В ранней прозе Толстого эротика не то соперничает, не то сотрудничает с иронией и от этого происходят такие смешные эпизоды. Вот побитый деревенскими парнями за то, что пытался соблазнить еще и Машу, племянник оправдывается перед теткой за свое поведение:

«Николушка начал раскачиваться на стуле и долго не мог произнести ничего, кроме мычания, затем, найдя линию, стал говорить о том, что вся его жизнь — сплошная борьба и трагедия: он мечтает о самосовершенстве, о честном и суровом труде, а всевозможные случайности снова и снова толкают его в бездну. Его кровь застывает, душа дремлет в отчаянии, и он жадно тянется к светлому, чистому огоньку, который зажег бы его кровь, пробудил бы его к деятельности… Но каждый раз этот чистый огонек оказывается бесовским наваждением… Третьего дня, например, он пошел к возам, чтобы прогнать Машутку домой, чтобы не болталась зря… А эта девчонка, вместо того чтобы послушаться, принялась так на него смотреть лукаво, так задирала коленку на колесо, что перед ним мгновенно раскрылась бездна…»

Эта раскрывшаяся «бездна» кажется пародией на Леонида Андреева, трудно сказать, нечаянной ли, а сам Николушка выглядит доведенным до абсурда «лишним человеком», но одновременно Толстой и восхищается им, любуется его природной силой и мужскими успехами.

Еще один толстовский герой и еще одна литературная ассоциация — помещик Мишука Налымов, напоминающий не то Ноздрева, не то Троекурова: «Бог знает, что взбредет в голову Мишуке: велит догнать проезжего и звать в гости, — лошадей отпрячь и — в табун, тарантас — в пруд, чтобы не рассохся. Или — не понравится ему проезжий — перегнется за окошко и закричит: «Спускай собак, — моя земля, кто разрешил мимо дома ездить, черти окаянные!..» А налымовских собак лучше и во сне не видеть. Или в зимнее время прикажет остановить проезжего и дать ему метлу — замести за собою след через двор. Хочешь не хочешь — вылезай из саней, мети. А около сидят собаки с обмерзшими усами».

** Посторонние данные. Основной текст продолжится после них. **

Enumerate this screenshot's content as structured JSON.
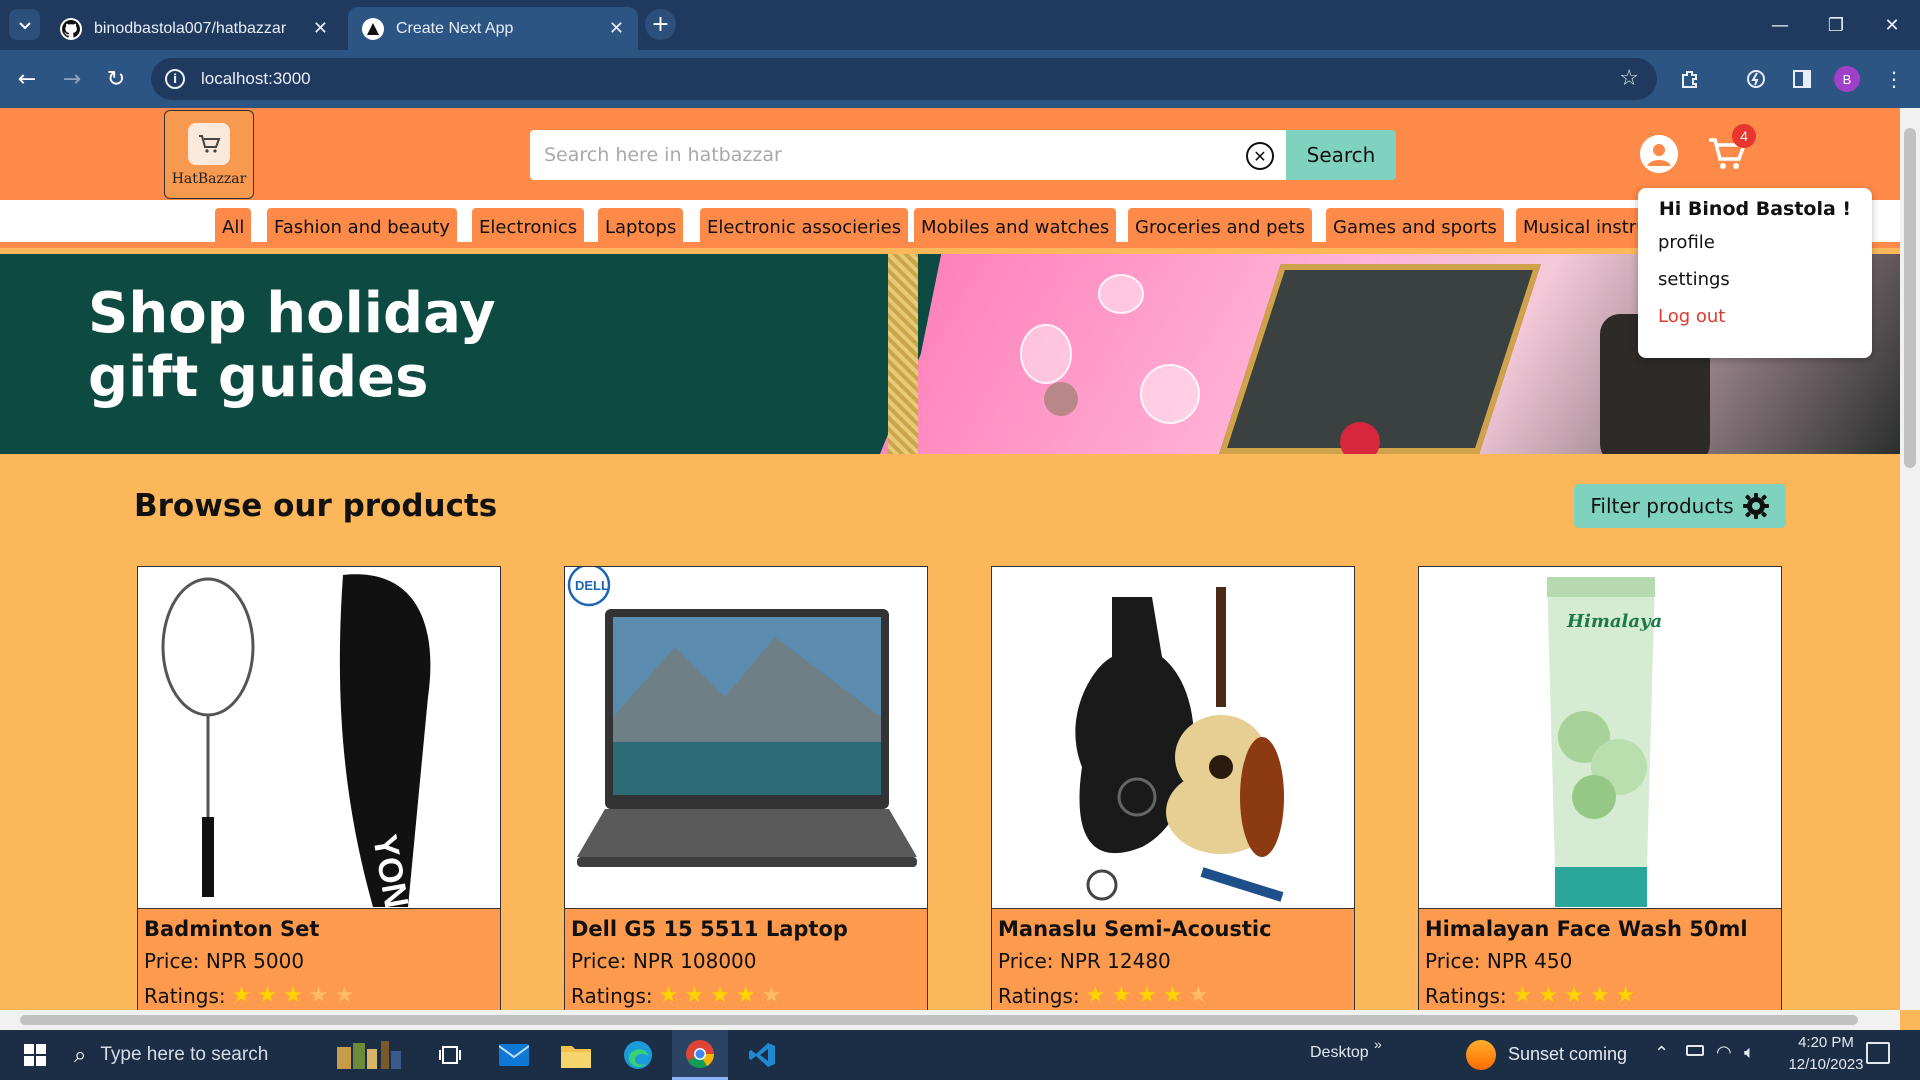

В доме у Мишуки гарем: барышня Настя, барышня Дуня и барышня Телипатра, сам он хочет жениться на своей племяннице, молодой бесприданнице Вере Львовне Ходанской, но она в ужасе от него отшатывается, а Мишука получает по морде за наглость от влюбленного в нее, но не желающего на ней жениться Сережи Репьева. Налымов трусливо бежит от дуэли, по дороге в гневе, чтобы напакостить и выместить зло, сталкивает в воду старого мерина, потом приезжает домой, сначала устраивает оргию, а потом прогоняет любовниц, загоняет обидчика на дерево. Сцена, когда Сережа сидит наверху, а Мишука трясет сосну, позднее смешно преобразится в «Золотом ключике» в стычку Буратино и Карабаса-Барабаса. После этого Мишука меняет гнев на милость, едет с Сережей в шинок и по бабам, дебоширит на Вериной свадьбе — и вся эта чехарда нелепых, гротескных событий заканчивается тем, что он умирает, но перед смертью отписывает нищей Вере почти все свое имущество.